CMC Holdings shares were suspended from trading at the NSE on September 16, 2011 after they last traded at Ksh13.50 ($0.14) and shareholders have not been able to buy or sell ever since.

Although the Al-Futtaim Group did not give a timeline on the planned deal, it said that it will make the purchase through a cash offer at Ksh13 ($0.15), a move that could allow investors to cash out of the company.

“We are continuing our expansion drive across Africa and we hope that CMC will be the jewel in the crown of our inroads into the continent,” said Mr Shehadeh.

CMC Holdings posted a profit after tax of Ksh105.35 million ($1.2 million) for the period ended September 2012 from a loss of Ksh181.14 million ($1.8 million) over the same period the previous year.

The company’s Kenya subsidiary posted a profit of Ksh177.28 million ($2.07 million) as at the end of September last year compared to a Ksh307.45 million ($3.08 million) loss after tax the previous year.

Its Uganda subsidiary saw its profits after tax drop by 70.89 per cent to Ksh25.6 million ($300,223) from Ksh87.94 million ($880,921) over the same time period while its Tanzania subsidiary posted Ksh94.78 million ($1.11 million) loss compared to a profit of Ksh43.11 million ($431,836) the previous period.

CMC has been plagued by a series of business challenges occasioned by board room wrangles and the loss of key franchises.

Last year, the company’s major shareholders—Peter Muthoka and Joel Kibe— were engaged in a protracted boardroom war following accusations that logistics company Andy forwarders, a company associated with Mr Muthoka, had overcharged the motor dealers.

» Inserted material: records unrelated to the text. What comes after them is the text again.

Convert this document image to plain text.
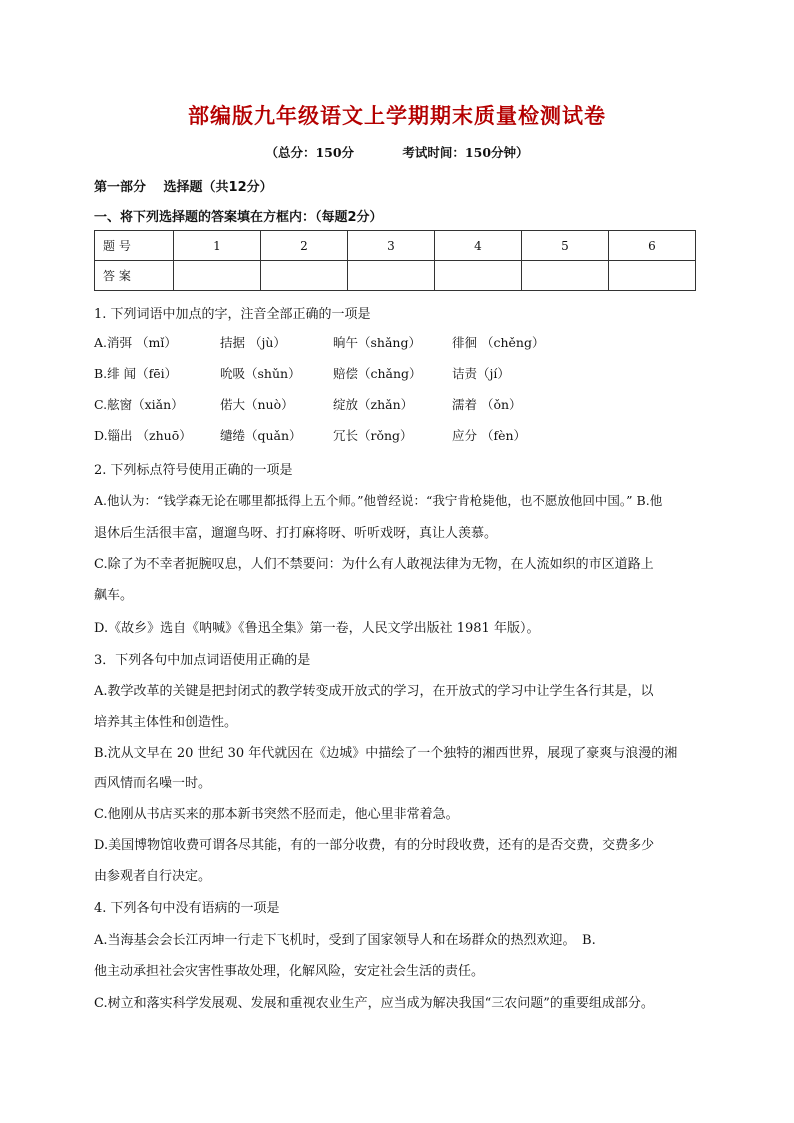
部编版九年级语文上学期期末质量检测试卷
（总分：150分	考试时间：150分钟）
第一部分　 选择题（共12分）
一、将下列选择题的答案填在方框内：（每题2分）
题 号	1	2	3	4	5	6
答 案						
1. 下列词语中加点的字，注音全部正确的一项是
A.消弭 （mǐ）	拮据 （jù）	晌午（shǎng） 徘徊 （chěng）
B.绯 闻（fēi）	吮吸（shǔn）	赔偿（chǎng） 诘责（jí）
C.舷窗（xiǎn）	偌大（nuò）	绽放（zhǎn）	濡着 （ǒn）
D.锱出 （zhuō） 缱绻（quǎn）	冗长（rǒng）	应分 （fèn）
2. 下列标点符号使用正确的一项是
A.他认为：“钱学森无论在哪里都抵得上五个师。”他曾经说：“我宁肯枪毙他，也不愿放他回中国。” B.他
退休后生活很丰富，遛遛鸟呀、打打麻将呀、听听戏呀，真让人羡慕。
C.除了为不幸者扼腕叹息，人们不禁要问：为什么有人敢视法律为无物，在人流如织的市区道路上
飙车。
D.《故乡》选自《呐喊》《鲁迅全集》第一卷，人民文学出版社 1981 年版）。
3．下列各句中加点词语使用正确的是
A.教学改革的关键是把封闭式的教学转变成开放式的学习，在开放式的学习中让学生各行其是，以
培养其主体性和创造性。
B.沈从文早在 20 世纪 30 年代就因在《边城》中描绘了一个独特的湘西世界，展现了豪爽与浪漫的湘
西风情而名噪一时。
C.他刚从书店买来的那本新书突然不胫而走，他心里非常着急。
D.美国博物馆收费可谓各尽其能，有的一部分收费，有的分时段收费，还有的是否交费，交费多少
由参观者自行决定。
4. 下列各句中没有语病的一项是
A.当海基会会长江丙坤一行走下飞机时，受到了国家领导人和在场群众的热烈欢迎。　B.
他主动承担社会灾害性事故处理，化解风险，安定社会生活的责任。
C.树立和落实科学发展观、发展和重视农业生产，应当成为解决我国“三农问题”的重要组成部分。
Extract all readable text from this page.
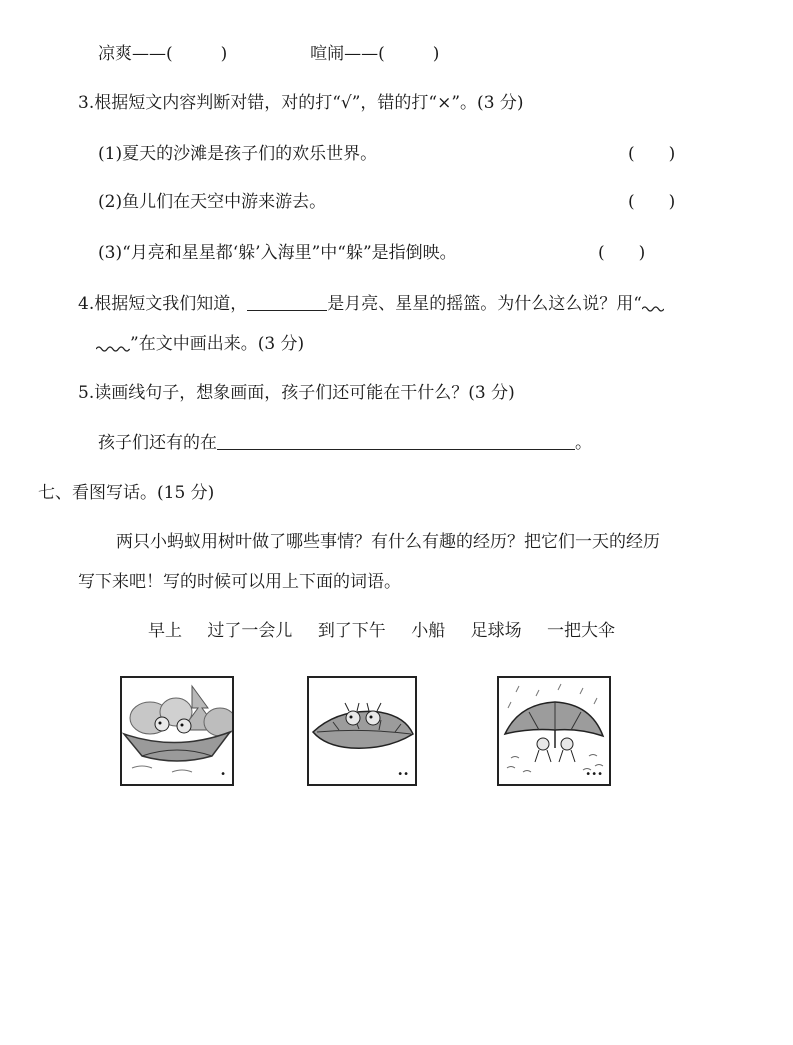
凉爽——(	)	喧闹——(	)
3.根据短文内容判断对错，对的打“√”，错的打“×”。(3 分)
(1)夏天的沙滩是孩子们的欢乐世界。	(　　)
(2)鱼儿们在天空中游来游去。	(　　)
(3)“月亮和星星都‘躲’入海里”中“躲”是指倒映。	(　　)
4.根据短文我们知道，	是月亮、星星的摇篮。为什么这么说？用“
”在文中画出来。(3 分)
5.读画线句子，想象画面，孩子们还可能在干什么？(3 分)
孩子们还有的在	。
七、看图写话。(15 分)
两只小蚂蚁用树叶做了哪些事情？有什么有趣的经历？把它们一天的经历
写下来吧！写的时候可以用上下面的词语。
早上 过了一会儿 到了下午 小船 足球场 一把大伞
•	••	•••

The fallout was further heightened by allegations that a section of board members were privy to a scheme where the management illegal transferred millions of shillings of the company’s funds to an offshore account.

The fallout led to the exit of senior managements as well as a shake-up in the board. The company’s share was also suspended from trading at the Nairobi Securities (NSE).

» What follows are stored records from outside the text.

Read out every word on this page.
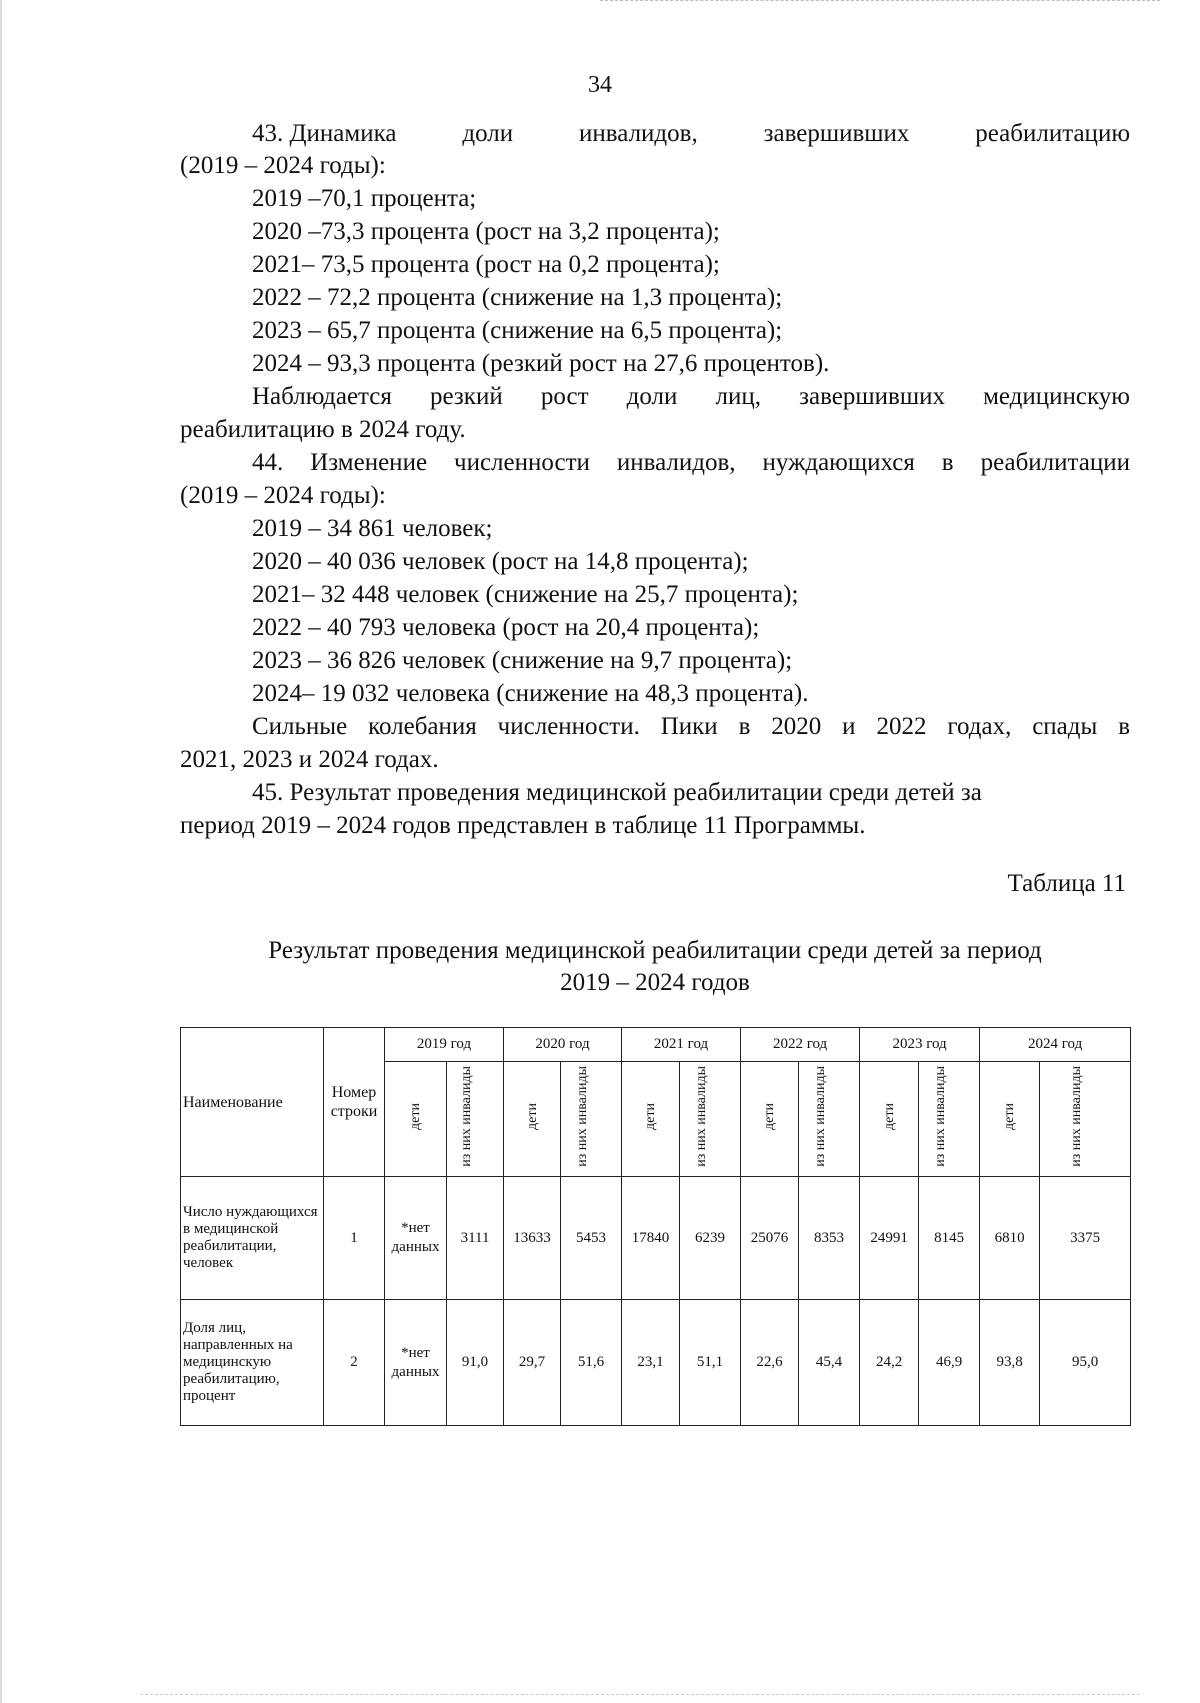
34
43. Динамика	доли	инвалидов,	завершивших	реабилитацию
(2019 – 2024 годы):
2019 –70,1 процента;
2020 –73,3 процента (рост на 3,2 процента);
2021– 73,5 процента (рост на 0,2 процента);
2022 – 72,2 процента (снижение на 1,3 процента);
2023 – 65,7 процента (снижение на 6,5 процента);
2024 – 93,3 процента (резкий рост на 27,6 процентов).
Наблюдается резкий рост доли лиц, завершивших медицинскую
реабилитацию в 2024 году.
44. Изменение численности инвалидов, нуждающихся в реабилитации
(2019 – 2024 годы):
2019 – 34 861 человек;
2020 – 40 036 человек (рост на 14,8 процента);
2021– 32 448 человек (снижение на 25,7 процента);
2022 – 40 793 человека (рост на 20,4 процента);
2023 – 36 826 человек (снижение на 9,7 процента);
2024– 19 032 человека (снижение на 48,3 процента).
Сильные колебания численности. Пики в 2020 и 2022 годах, спады в
2021, 2023 и 2024 годах.
45. Результат проведения медицинской реабилитации среди детей за
период 2019 – 2024 годов представлен в таблице 11 Программы.
Таблица 11
Результат проведения медицинской реабилитации среди детей за период
2019 – 2024 годов
Наименование	Номер строки	2019 год		2020 год		2021 год		2022 год		2023 год		2024 год	
		дети	из них инвалиды	дети	из них инвалиды	дети	из них инвалиды	дети	из них инвалиды	дети	из них инвалиды	дети	из них инвалиды
Число нуждающихся в медицинской реабилитации, человек	1	*нет данных	3111	13633	5453	17840	6239	25076	8353	24991	8145	6810	3375
Доля лиц, направленных на медицинскую реабилитацию, процент	2	*нет данных	91,0	29,7	51,6	23,1	51,1	22,6	45,4	24,2	46,9	93,8	95,0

On the business side, CMC Holdings suffered a business blow when lost the Landover, Jaguar and Ford brands owners appointed new franchise dealers.

The company lost the right to deal in Landover and Jaguar brands to JLR Kenya. The JLR brands accounted for 23 per cent of CMC’s sales in the year to September and their loss is set to impact the auto dealer’s performance.

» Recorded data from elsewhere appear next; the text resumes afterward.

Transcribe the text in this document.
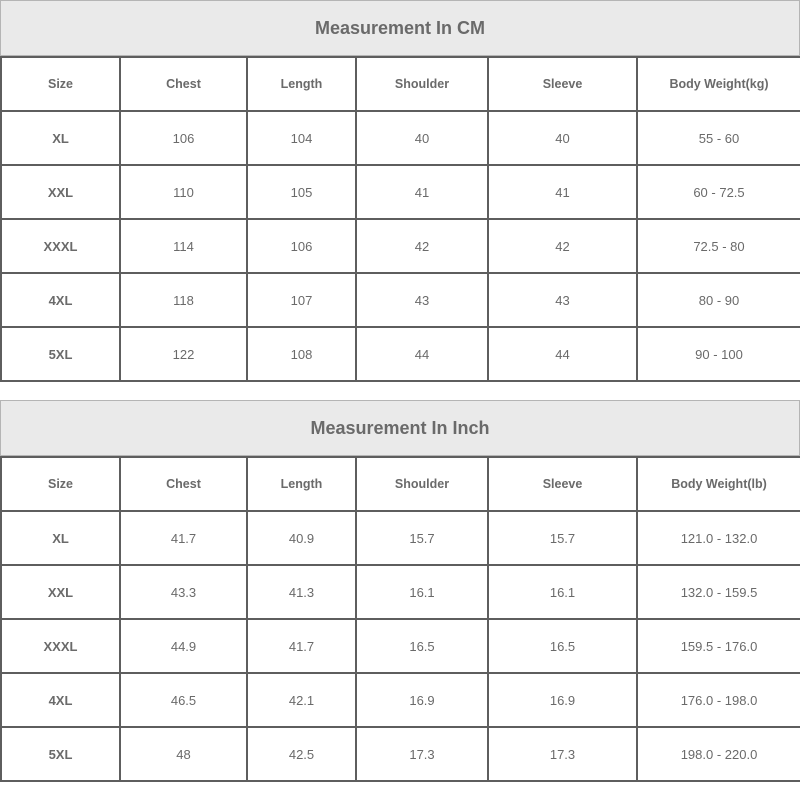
Measurement In CM
Size	Chest	Length	Shoulder	Sleeve	Body Weight(kg)
XL	106	104	40	40	55 - 60
XXL	110	105	41	41	60 - 72.5
XXXL	114	106	42	42	72.5 - 80
4XL	118	107	43	43	80 - 90
5XL	122	108	44	44	90 - 100
Measurement In Inch
Size	Chest	Length	Shoulder	Sleeve	Body Weight(lb)
XL	41.7	40.9	15.7	15.7	121.0 - 132.0
XXL	43.3	41.3	16.1	16.1	132.0 - 159.5
XXXL	44.9	41.7	16.5	16.5	159.5 - 176.0
4XL	46.5	42.1	16.9	16.9	176.0 - 198.0
5XL	48	42.5	17.3	17.3	198.0 - 220.0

In October last year CMC lost the exclusive dealership of MAN trucks with the appointment of a second dealer, RT East Africa.

In January, the company’s external auditors, Ernst and Young, expressed a qualified opinion—meaning the company did offer all material information required to make judgment on the company’s financial status— on the accounts due to the existence of offshore bank accounts not recorded in the group’s books.

The matter remains under investigation by regulators. The company remains suspended from trading at the bourse.

The offer price of Ksh13 per share means shareholders will be selling the firm at a discount to the Ksh13.50 that it last traded in. The pricing could have been informed by the loss of exclusive rights to some of its key franchises.

The disclosure by Al-Futtaim Group comes barely a month after AccessKenya, a telecommunications firm that is also listed on the NSE said that it is in the process of finalizing a takeover deal with South Africa’s Dimension Data in a Ksh3.05 billion ($36.4 million) deal that will see the company delist from the bourse.

AccessKenya has already said that its sale to Dimension Data has already been declared unconditional, meaning that it will be concluded and the company will delist from the Nairobi bourse.